Je hochai la tête, et ajoutai d’un ton hésitant :
— Je suis encore novice dans la fonction, vous le
savez. Pensez-vous que je dois me présenter devant la princesse en armes et en
tenue de combat ?
Daila avait du tact, lui aussi.
— Hm-mm… étant donné que vous n’avez pas encore
d’armure taillée à votre, euh… votre stature, Saio Thorn, je
recommanderai plutôt une entrée en tenue ordinaire.

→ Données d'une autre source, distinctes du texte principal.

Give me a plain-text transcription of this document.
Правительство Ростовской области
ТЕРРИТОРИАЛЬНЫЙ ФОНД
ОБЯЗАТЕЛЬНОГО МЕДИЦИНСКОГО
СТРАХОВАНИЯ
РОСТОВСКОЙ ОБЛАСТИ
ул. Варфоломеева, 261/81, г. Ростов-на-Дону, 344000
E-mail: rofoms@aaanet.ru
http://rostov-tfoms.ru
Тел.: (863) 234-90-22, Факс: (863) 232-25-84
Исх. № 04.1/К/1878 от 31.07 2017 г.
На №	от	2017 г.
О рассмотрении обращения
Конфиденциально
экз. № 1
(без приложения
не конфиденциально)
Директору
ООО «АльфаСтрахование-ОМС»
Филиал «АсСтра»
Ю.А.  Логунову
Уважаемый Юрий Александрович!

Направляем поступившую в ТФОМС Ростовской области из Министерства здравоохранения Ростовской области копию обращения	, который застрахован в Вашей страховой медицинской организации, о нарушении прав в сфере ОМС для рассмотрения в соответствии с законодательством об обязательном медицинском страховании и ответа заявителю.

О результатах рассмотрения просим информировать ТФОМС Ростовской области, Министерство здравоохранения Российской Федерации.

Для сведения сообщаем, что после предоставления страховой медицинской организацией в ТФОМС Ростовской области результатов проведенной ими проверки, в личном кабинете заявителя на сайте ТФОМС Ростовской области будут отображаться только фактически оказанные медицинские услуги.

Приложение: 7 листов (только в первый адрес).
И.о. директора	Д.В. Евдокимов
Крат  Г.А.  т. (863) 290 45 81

Je décidai de revêtir au moins des habits propres. Pour me
changer en privé, j’emportai mes sacs dans un hangar des docks, et je m’aperçus
que tous mes vêtements, ayant pris l’humidité lors de nos deux passages dans
les gorges montagneuses, empestaient le moisi. Je n’avais pas le temps de faire
sécher tout cela au soleil, et si moite qu’il fût, je sélectionnai le plus joli
vêtement datant de ma période Thornareikhs à Vindobona. Non pas ma toge, bien
sûr, mais une élégante tunique, avec des sous-vêtements, une paire de chausses,
et mes chaussures de ville bouclées à la mode scythe. Je pris soin d’accrocher
à ma tunique mes deux belles fibules en aes ornées de grenats almandins.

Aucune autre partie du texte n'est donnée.